Но однажды я ему сказал, и он не обиделся.
– Путаюсь, говоришь? Ну и что? В путанице, знаешь ли, есть свой интерес. Чем больше запутана человеческая жизнь, тем интереснее.
– Может, ты и прав, дедушка, только скажу тебе, что в моей ссоре с отцом нет никакого интереса, – повернул я на свое.
Старик задумчиво выпустил дым и со вниманием скосился на меня. Потом сказал:
– Есть, есть интерес. Большой интерес. Это ведь борьба. Ты и его кровь, и не его.

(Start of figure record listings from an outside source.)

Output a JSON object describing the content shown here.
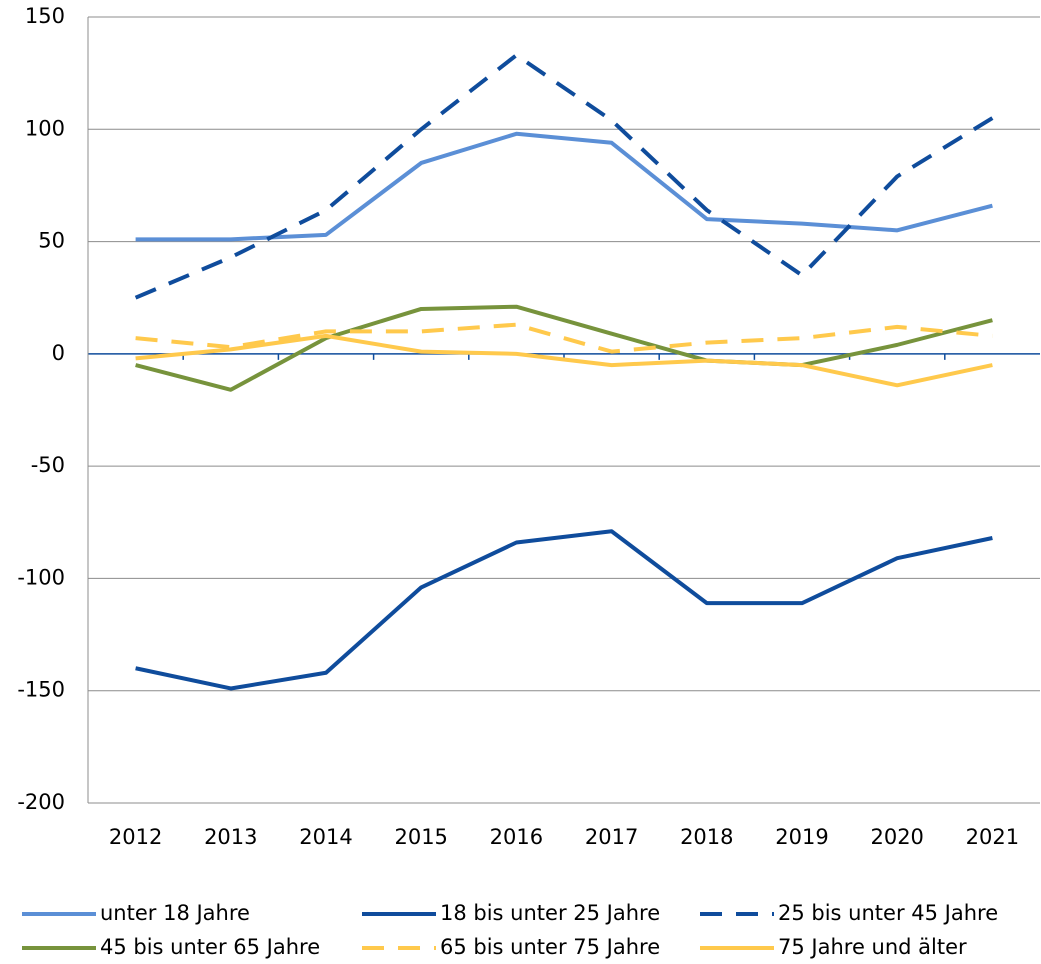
{
  "chart_data": {
    "type": "line",
    "categories": [
      "2012",
      "2013",
      "2014",
      "2015",
      "2016",
      "2017",
      "2018",
      "2019",
      "2020",
      "2021"
    ],
    "series": [
      {
        "name": "unter 18 Jahre",
        "color": "#5b8fd6",
        "line_style": "solid",
        "values": [
          51,
          51,
          53,
          85,
          98,
          94,
          60,
          58,
          55,
          66
        ]
      },
      {
        "name": "18 bis unter 25 Jahre",
        "color": "#0f4c9c",
        "line_style": "solid",
        "values": [
          -140,
          -149,
          -142,
          -104,
          -84,
          -79,
          -111,
          -111,
          -91,
          -82
        ]
      },
      {
        "name": "25 bis unter 45 Jahre",
        "color": "#0f4c9c",
        "line_style": "dashed",
        "values": [
          25,
          43,
          64,
          100,
          133,
          104,
          64,
          35,
          79,
          105
        ]
      },
      {
        "name": "45 bis unter 65 Jahre",
        "color": "#77933c",
        "line_style": "solid",
        "values": [
          -5,
          -16,
          7,
          20,
          21,
          9,
          -3,
          -5,
          4,
          15
        ]
      },
      {
        "name": "65 bis unter 75 Jahre",
        "color": "#ffc94c",
        "line_style": "dashed",
        "values": [
          7,
          3,
          10,
          10,
          13,
          1,
          5,
          7,
          12,
          8
        ]
      },
      {
        "name": "75 Jahre und älter",
        "color": "#ffc94c",
        "line_style": "solid",
        "values": [
          -2,
          2,
          8,
          1,
          0,
          -5,
          -3,
          -5,
          -14,
          -5
        ]
      }
    ],
    "ylim": [
      -200,
      150
    ],
    "yticks": [
      -200,
      -150,
      -100,
      -50,
      0,
      50,
      100,
      150
    ],
    "grid": true,
    "zero_line_color": "#0f4c9c",
    "legend_position": "bottom"
  }
}
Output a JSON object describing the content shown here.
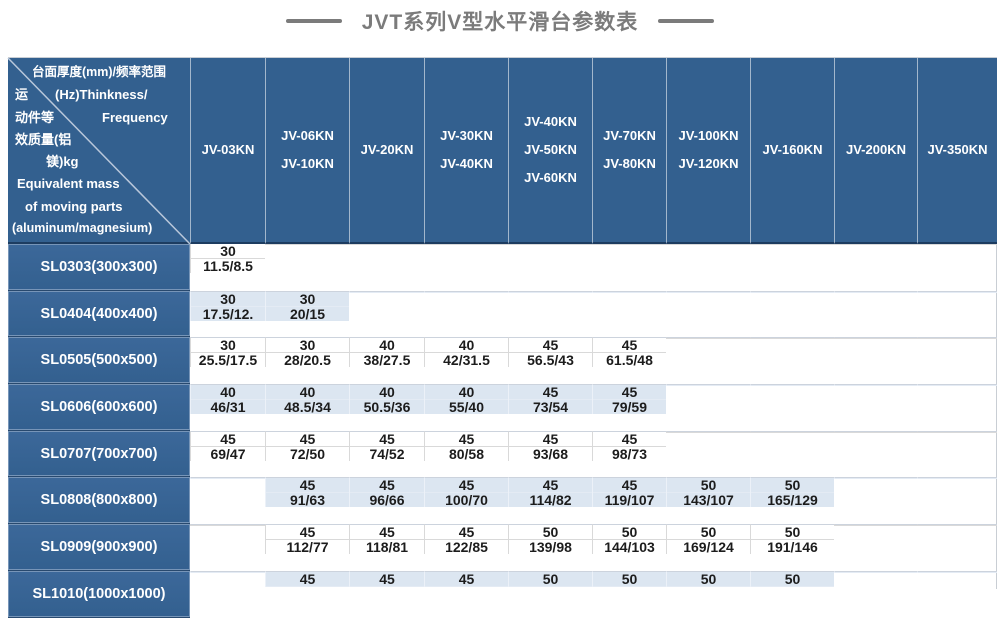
{
  "title": {
    "text": "JVT系列V型水平滑台参数表"
  },
  "colors": {
    "header_blue": "#33608f",
    "row_alternate_blue": "#dce6f1",
    "title_gray": "#7b7b7b",
    "value_text": "#1c1c1c"
  },
  "table": {
    "corner": {
      "lines": [
        {
          "segments": [
            "台面厚度(mm)/频率范围"
          ]
        },
        {
          "segments": [
            "运",
            "(Hz)Thinkness/"
          ]
        },
        {
          "segments": [
            "动件等",
            "Frequency"
          ]
        },
        {
          "segments": [
            "效质量(铝"
          ]
        },
        {
          "segments": [
            "镁)kg"
          ]
        },
        {
          "segments": [
            "Equivalent mass"
          ]
        },
        {
          "segments": [
            "of moving parts"
          ]
        },
        {
          "segments": [
            "(aluminum/magnesium)"
          ]
        }
      ]
    },
    "columns": [
      {
        "lines": [
          "JV-03KN"
        ]
      },
      {
        "lines": [
          "JV-06KN",
          "JV-10KN"
        ]
      },
      {
        "lines": [
          "JV-20KN"
        ]
      },
      {
        "lines": [
          "JV-30KN",
          "JV-40KN"
        ]
      },
      {
        "lines": [
          "JV-40KN",
          "JV-50KN",
          "JV-60KN"
        ]
      },
      {
        "lines": [
          "JV-70KN",
          "JV-80KN"
        ]
      },
      {
        "lines": [
          "JV-100KN",
          "JV-120KN"
        ]
      },
      {
        "lines": [
          "JV-160KN"
        ]
      },
      {
        "lines": [
          "JV-200KN"
        ]
      },
      {
        "lines": [
          "JV-350KN"
        ]
      }
    ],
    "rows": [
      {
        "header": "SL0303(300x300)",
        "cells": [
          [
            "30",
            "11.5/8.5"
          ],
          [
            "",
            ""
          ],
          [
            "",
            ""
          ],
          [
            "",
            ""
          ],
          [
            "",
            ""
          ],
          [
            "",
            ""
          ],
          [
            "",
            ""
          ],
          [
            "",
            ""
          ],
          [
            "",
            ""
          ],
          [
            "",
            ""
          ]
        ]
      },
      {
        "header": "SL0404(400x400)",
        "cells": [
          [
            "30",
            "17.5/12."
          ],
          [
            "30",
            "20/15"
          ],
          [
            "",
            ""
          ],
          [
            "",
            ""
          ],
          [
            "",
            ""
          ],
          [
            "",
            ""
          ],
          [
            "",
            ""
          ],
          [
            "",
            ""
          ],
          [
            "",
            ""
          ],
          [
            "",
            ""
          ]
        ]
      },
      {
        "header": "SL0505(500x500)",
        "cells": [
          [
            "30",
            "25.5/17.5"
          ],
          [
            "30",
            "28/20.5"
          ],
          [
            "40",
            "38/27.5"
          ],
          [
            "40",
            "42/31.5"
          ],
          [
            "45",
            "56.5/43"
          ],
          [
            "45",
            "61.5/48"
          ],
          [
            "",
            ""
          ],
          [
            "",
            ""
          ],
          [
            "",
            ""
          ],
          [
            "",
            ""
          ]
        ]
      },
      {
        "header": "SL0606(600x600)",
        "cells": [
          [
            "40",
            "46/31"
          ],
          [
            "40",
            "48.5/34"
          ],
          [
            "40",
            "50.5/36"
          ],
          [
            "40",
            "55/40"
          ],
          [
            "45",
            "73/54"
          ],
          [
            "45",
            "79/59"
          ],
          [
            "",
            ""
          ],
          [
            "",
            ""
          ],
          [
            "",
            ""
          ],
          [
            "",
            ""
          ]
        ]
      },
      {
        "header": "SL0707(700x700)",
        "cells": [
          [
            "45",
            "69/47"
          ],
          [
            "45",
            "72/50"
          ],
          [
            "45",
            "74/52"
          ],
          [
            "45",
            "80/58"
          ],
          [
            "45",
            "93/68"
          ],
          [
            "45",
            "98/73"
          ],
          [
            "",
            ""
          ],
          [
            "",
            ""
          ],
          [
            "",
            ""
          ],
          [
            "",
            ""
          ]
        ]
      },
      {
        "header": "SL0808(800x800)",
        "cells": [
          [
            "",
            ""
          ],
          [
            "45",
            "91/63"
          ],
          [
            "45",
            "96/66"
          ],
          [
            "45",
            "100/70"
          ],
          [
            "45",
            "114/82"
          ],
          [
            "45",
            "119/107"
          ],
          [
            "50",
            "143/107"
          ],
          [
            "50",
            "165/129"
          ],
          [
            "",
            ""
          ],
          [
            "",
            ""
          ]
        ]
      },
      {
        "header": "SL0909(900x900)",
        "cells": [
          [
            "",
            ""
          ],
          [
            "45",
            "112/77"
          ],
          [
            "45",
            "118/81"
          ],
          [
            "45",
            "122/85"
          ],
          [
            "50",
            "139/98"
          ],
          [
            "50",
            "144/103"
          ],
          [
            "50",
            "169/124"
          ],
          [
            "50",
            "191/146"
          ],
          [
            "",
            ""
          ],
          [
            "",
            ""
          ]
        ]
      },
      {
        "header": "SL1010(1000x1000)",
        "cells": [
          [
            "",
            ""
          ],
          [
            "45",
            ""
          ],
          [
            "45",
            ""
          ],
          [
            "45",
            ""
          ],
          [
            "50",
            ""
          ],
          [
            "50",
            ""
          ],
          [
            "50",
            ""
          ],
          [
            "50",
            ""
          ],
          [
            "",
            ""
          ],
          [
            "",
            ""
          ]
        ]
      }
    ]
  }
}
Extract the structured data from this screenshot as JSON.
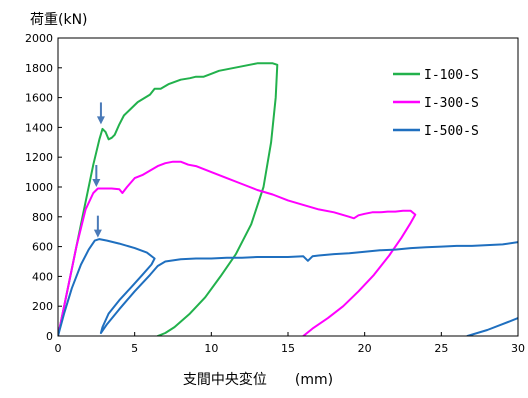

Последних слов я не понял, но задал новый вопрос:
– Кто же победит, по-твоему?
– Терпение… Терпение, сынок. Надвинь шапку, затяни пояс и терпи. – Он снова выпустил клуб дыма и загляделся на вершину старой черешни. – Возьми хоть это дерево. Что оно вытерпело, пока дождалось первых плодов! И осенние дожди, и холодные ветра, и зимние метели, а еще хуже – бесснежные зимы, и зной, и засуху… И того доброго человека, который выкопал где-то саженец и посадил здесь. И того злобного дурака, который очищал об него подошвы своих сапог. И добро и зло вынесло оно, лишь бы дожить до плодов…
Красиво и умно говорил старик. Но дерево это только дерево, а человек – это человек. И о каком терпении может идти речь, когда до вступительных экзаменов осталось два дня: завтра и послезавтра. Этак если всю жизнь терпеть, так и свихнуться можно, ей-богу.
В волнении простившись с дедом Фэнелом, я отправился домой Я был готов высказать отцу начистоту все, что думаю И если ссориться – то сейчас, тут же, в под ночь. И пусть он выходит из себя, топчет святыни, преступает закон…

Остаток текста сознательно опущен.